Le point sur les greffes et les patients étrangers
Suite à diverses publications s’inquiétant d’une éventuelle perte de chance pour les patients français inscrits sur la liste nationale d’attente, l’Agence de la biomédecine détaille en transparence, les conditions pour être inscrit en attente d’un greffon ou pour bénéficier d’une greffe d’organe en France.
1. Compétences de l’Agence de la biomédecine dans la gestion des greffes d’organes
L’Agence est chargée, dans le domaine du prélèvement et de la greffe d’organes, de l’enregistrement de l’inscription des patients sur une liste nationale des personnes en attente de greffe, de la gestion de cette liste et de l’établissement des règles de répartition et d’attribution des greffons. Elle assure en outre le fonctionnement du registre national automatisé des refus de prélèvements d’organes.
Par ailleurs, l’Agence assure le suivi et l’évaluation de ces activités grâce notamment à l’analyse qualitative et quantitative des informations dont elle dispose sur les résultats obtenus.
Enfin, elle rend compte de ces missions, au Gouvernement et au Parlement, dans son rapport annuel d’activité et établit régulièrement un état des lieux des éventuels trafics d’organes et des mesures prises pour lutter contre de tels trafics.

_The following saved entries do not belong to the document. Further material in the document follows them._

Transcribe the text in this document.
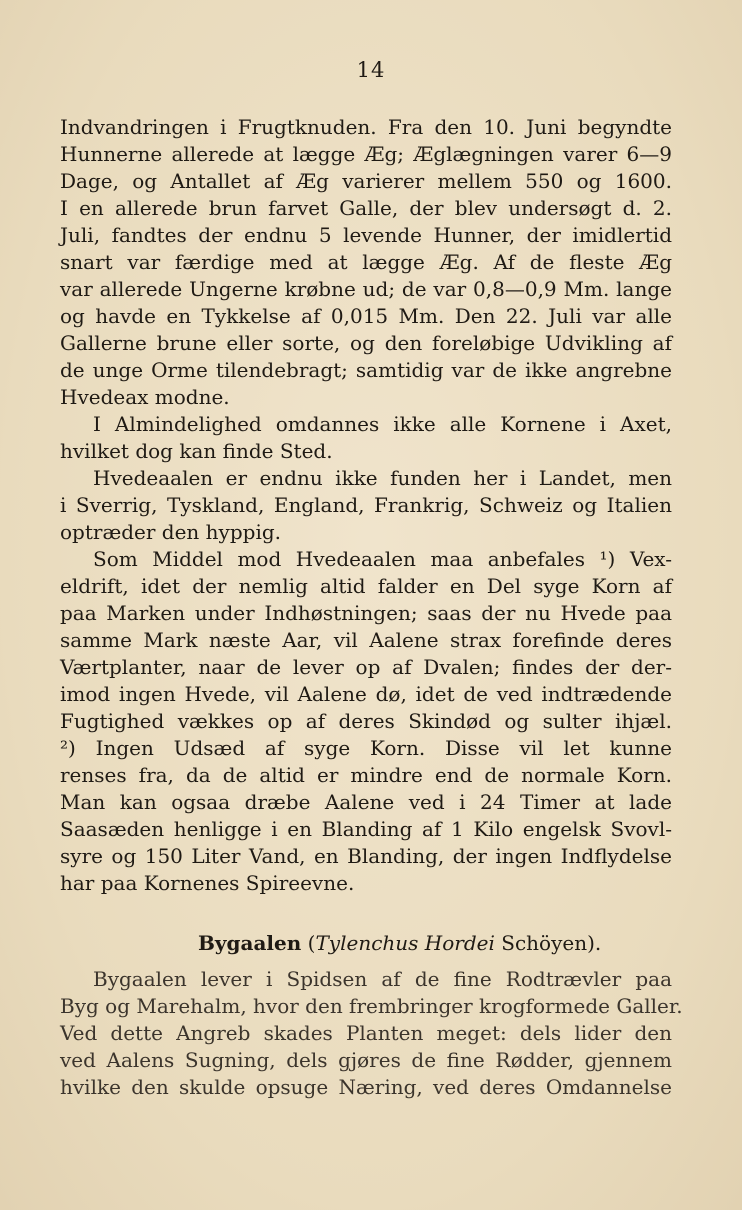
14
Indvandringen i Frugtknuden. Fra den 10. Juni begyndte
Hunnerne allerede at lægge Æg; Æglægningen varer 6—9
Dage, og Antallet af Æg varierer mellem 550 og 1600.
I en allerede brun farvet Galle, der blev undersøgt d. 2.
Juli, fandtes der endnu 5 levende Hunner, der imidlertid
snart var færdige med at lægge Æg. Af de fleste Æg
var allerede Ungerne krøbne ud; de var 0,8—0,9 Mm. lange
og havde en Tykkelse af 0,015 Mm. Den 22. Juli var alle
Gallerne brune eller sorte, og den foreløbige Udvikling af
de unge Orme tilendebragt; samtidig var de ikke angrebne
Hvedeax modne.
I Almindelighed omdannes ikke alle Kornene i Axet,
hvilket dog kan finde Sted.
Hvedeaalen er endnu ikke funden her i Landet, men
i Sverrig, Tyskland, England, Frankrig, Schweiz og Italien
optræder den hyppig.
Som Middel mod Hvedeaalen maa anbefales ¹) Vex-
eldrift, idet der nemlig altid falder en Del syge Korn af
paa Marken under Indhøstningen; saas der nu Hvede paa
samme Mark næste Aar, vil Aalene strax forefinde deres
Værtplanter, naar de lever op af Dvalen; findes der der-
imod ingen Hvede, vil Aalene dø, idet de ved indtrædende
Fugtighed vækkes op af deres Skindød og sulter ihjæl.
²) Ingen Udsæd af syge Korn. Disse vil let kunne
renses fra, da de altid er mindre end de normale Korn.
Man kan ogsaa dræbe Aalene ved i 24 Timer at lade
Saasæden henligge i en Blanding af 1 Kilo engelsk Svovl-
syre og 150 Liter Vand, en Blanding, der ingen Indflydelse
har paa Kornenes Spireevne.
Bygaalen (Tylenchus Hordei Schöyen).
Bygaalen lever i Spidsen af de fine Rodtrævler paa
Byg og Marehalm, hvor den frembringer krogformede Galler.
Ved dette Angreb skades Planten meget: dels lider den
ved Aalens Sugning, dels gjøres de fine Rødder, gjennem
hvilke den skulde opsuge Næring, ved deres Omdannelse
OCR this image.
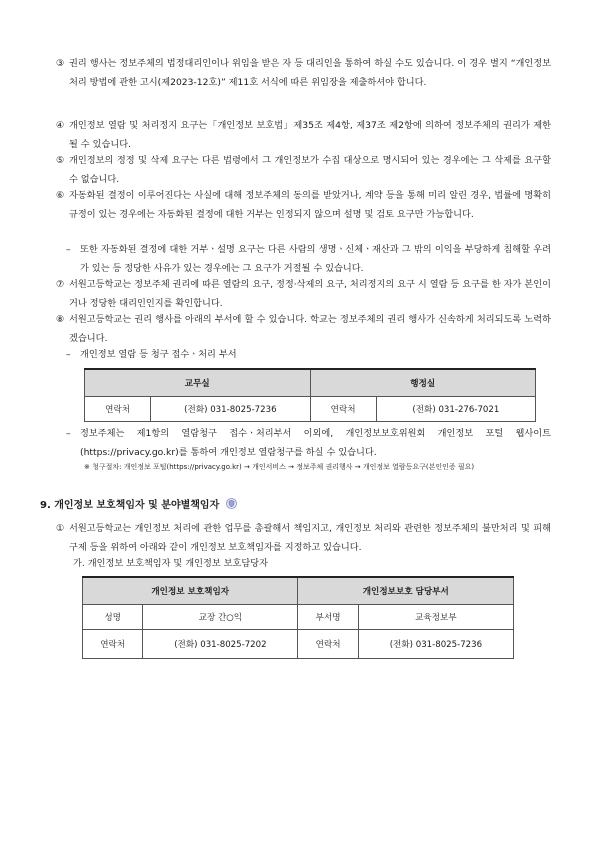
③ 권리 행사는 정보주체의 법정대리인이나 위임을 받은 자 등 대리인을 통하여 하실 수도 있습니다. 이 경우 별지 “개인정보 처리 방법에 관한 고시(제2023-12호)” 제11호 서식에 따른 위임장을 제출하셔야 합니다.
④ 개인정보 열람 및 처리정지 요구는「개인정보 보호법」제35조 제4항, 제37조 제2항에 의하여 정보주체의 권리가 제한 될 수 있습니다.
⑤ 개인정보의 정정 및 삭제 요구는 다른 법령에서 그 개인정보가 수집 대상으로 명시되어 있는 경우에는 그 삭제를 요구할 수 없습니다.
⑥ 자동화된 결정이 이루어진다는 사실에 대해 정보주체의 동의를 받았거나, 계약 등을 통해 미리 알린 경우, 법률에 명확히 규정이 있는 경우에는 자동화된 결정에 대한 거부는 인정되지 않으며 설명 및 검토 요구만 가능합니다.
–	또한 자동화된 결정에 대한 거부ㆍ설명 요구는 다른 사람의 생명ㆍ신체ㆍ재산과 그 밖의 이익을 부당하게 침해할 우려가 있는 등 정당한 사유가 있는 경우에는 그 요구가 거절될 수 있습니다.
⑦ 서원고등학교는 정보주체 권리에 따른 열람의 요구, 정정·삭제의 요구, 처리정지의 요구 시 열람 등 요구를 한 자가 본인이거나 정당한 대리인인지를 확인합니다.
⑧ 서원고등학교는 권리 행사를 아래의 부서에 할 수 있습니다. 학교는 정보주체의 권리 행사가 신속하게 처리되도록 노력하겠습니다.
–	개인정보 열람 등 청구 접수ㆍ처리 부서
교무실		행정실	
연락처	(전화) 031-8025-7236	연락처	(전화) 031-276-7021
–	정보주체는 제1항의 열람청구 접수ㆍ처리부서 이외에, 개인정보보호위원회 개인정보 포털 웹사이트(https://privacy.go.kr)를 통하여 개인정보 열람청구를 하실 수 있습니다.
※ 청구절차: 개인정보 포털(https://privacy.go.kr) → 개인서비스 → 정보주체 권리행사 → 개인정보 열람등요구(본인인증 필요)
9. 개인정보 보호책임자 및 분야별책임자
① 서원고등학교는 개인정보 처리에 관한 업무를 총괄해서 책임지고, 개인정보 처리와 관련한 정보주체의 불만처리 및 피해구제 등을 위하여 아래와 같이 개인정보 보호책임자를 지정하고 있습니다.
가. 개인정보 보호책임자 및 개인정보 보호담당자
개인정보 보호책임자		개인정보보호 담당부서	
성명	교장 간○익	부서명	교육정보부
연락처	(전화) 031-8025-7202	연락처	(전화) 031-8025-7236
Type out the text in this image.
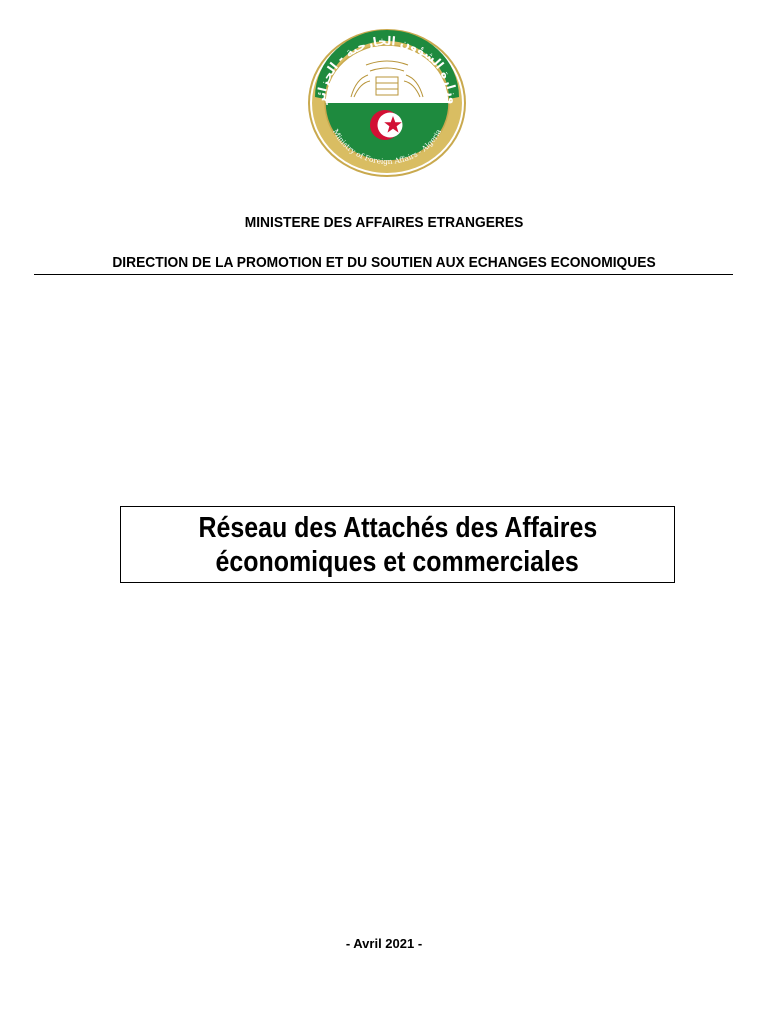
وزارة الشؤون الخارجية - الجزائر
Ministry of Foreign Affairs - Algeria
MINISTERE DES AFFAIRES ETRANGERES
DIRECTION DE LA PROMOTION ET DU SOUTIEN AUX ECHANGES ECONOMIQUES
Réseau des Attachés des Affaires
économiques et commerciales
- Avril 2021 -
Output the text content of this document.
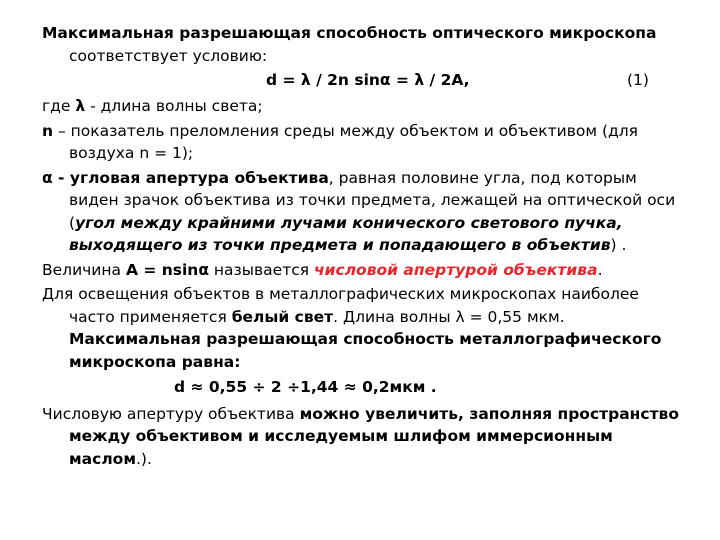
Максимальная разрешающая способность оптического микроскопа соответствует условию:

d = λ / 2n sinα = λ / 2A,	(1)

где λ - длина волны света;

n – показатель преломления среды между объектом и объективом (для воздуха n = 1);

α - угловая апертура объектива, равная половине угла, под которым виден зрачок объектива из точки предмета, лежащей на оптической оси (угол между крайними лучами конического светового пучка, выходящего из точки предмета и попадающего в объектив) .

Величина A = nsinα называется числовой апертурой объектива.

Для освещения объектов в металлографических микроскопах наиболее часто применяется белый свет. Длина волны λ = 0,55 мкм. Максимальная разрешающая способность металлографического микроскопа равна:

d ≈ 0,55 ÷ 2 ÷1,44 ≈ 0,2мкм .

Числовую апертуру объектива можно увеличить, заполняя пространство между объективом и исследуемым шлифом иммерсионным маслом.).
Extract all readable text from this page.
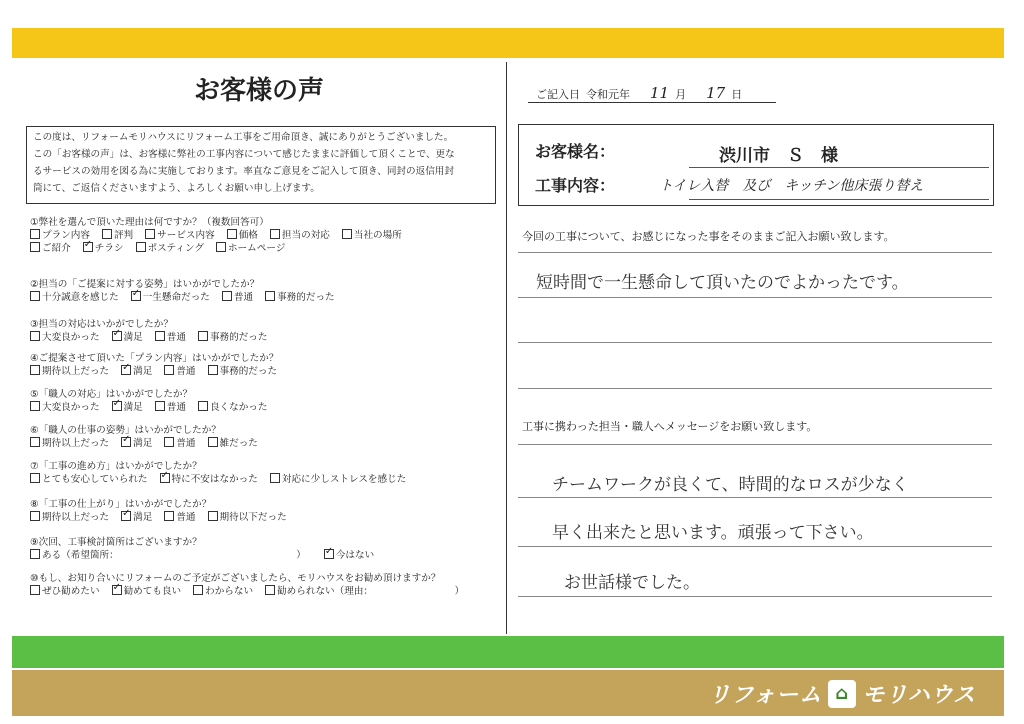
お客様の声
この度は、リフォームモリハウスにリフォーム工事をご用命頂き、誠にありがとうございました。
この「お客様の声」は、お客様に弊社の工事内容について感じたままに評価して頂くことで、更な
るサービスの効用を図る為に実施しております。率直なご意見をご記入して頂き、同封の返信用封
筒にて、ご返信くださいますよう、よろしくお願い申し上げます。
①弊社を選んで頂いた理由は何ですか？（複数回答可）
プラン内容	評判	サービス内容	価格	担当の対応	当社の場所
ご紹介 ✓	チラシ	ポスティング	ホームページ
②担当の「ご提案に対する姿勢」はいかがでしたか？
十分誠意を感じた ✓	一生懸命だった	普通	事務的だった
③担当の対応はいかがでしたか？
大変良かった ✓	満足	普通	事務的だった
④ご提案させて頂いた「プラン内容」はいかがでしたか？
期待以上だった ✓	満足	普通	事務的だった
⑤「職人の対応」はいかがでしたか？
大変良かった ✓	満足	普通	良くなかった
⑥「職人の仕事の姿勢」はいかがでしたか？
期待以上だった ✓	満足	普通	雑だった
⑦「工事の進め方」はいかがでしたか？
とても安心していられた ✓	特に不安はなかった	対応に少しストレスを感じた
⑧「工事の仕上がり」はいかがでしたか？
期待以上だった ✓	満足	普通	期待以下だった
⑨次回、工事検討箇所はございますか？
ある（希望箇所：　　　　　　　　　　　　　　　　　　　） ✓	今はない
⑩もし、お知り合いにリフォームのご予定がございましたら、モリハウスをお勧め頂けますか？
ぜひ勧めたい ✓	勧めても良い	わからない	勧められない（理由：　　　　　　　　　）
ご記入日 令和元年 11 月 17 日
お客様名：	渋川市　Ｓ　様
工事内容：	トイレ入替　及び　キッチン他床張り替え
今回の工事について、お感じになった事をそのままご記入お願い致します。
短時間で一生懸命して頂いたのでよかったです。
工事に携わった担当・職人へメッセージをお願い致します。
チームワークが良くて、時間的なロスが少なく
早く出来たと思います。頑張って下さい。
お世話様でした。
リフォーム ⌂ モリハウス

2. Accès à la liste nationale d’attente de greffe pour les personnes non résidentes en France
Les conditions d’inscription sur la liste nationale d’attente sont fixées par l’article L. 1251-1 du code de la santé publique qui prévoit que « peuvent seules bénéficier d’une greffe d’organes, de cornées ou d’autres tissus dont la liste est fixée par arrêté, après avis de l’Agence de la biomédecine, les personnes, quel que soit leur lieu de résidence, qui sont inscrites sur une liste nationale ».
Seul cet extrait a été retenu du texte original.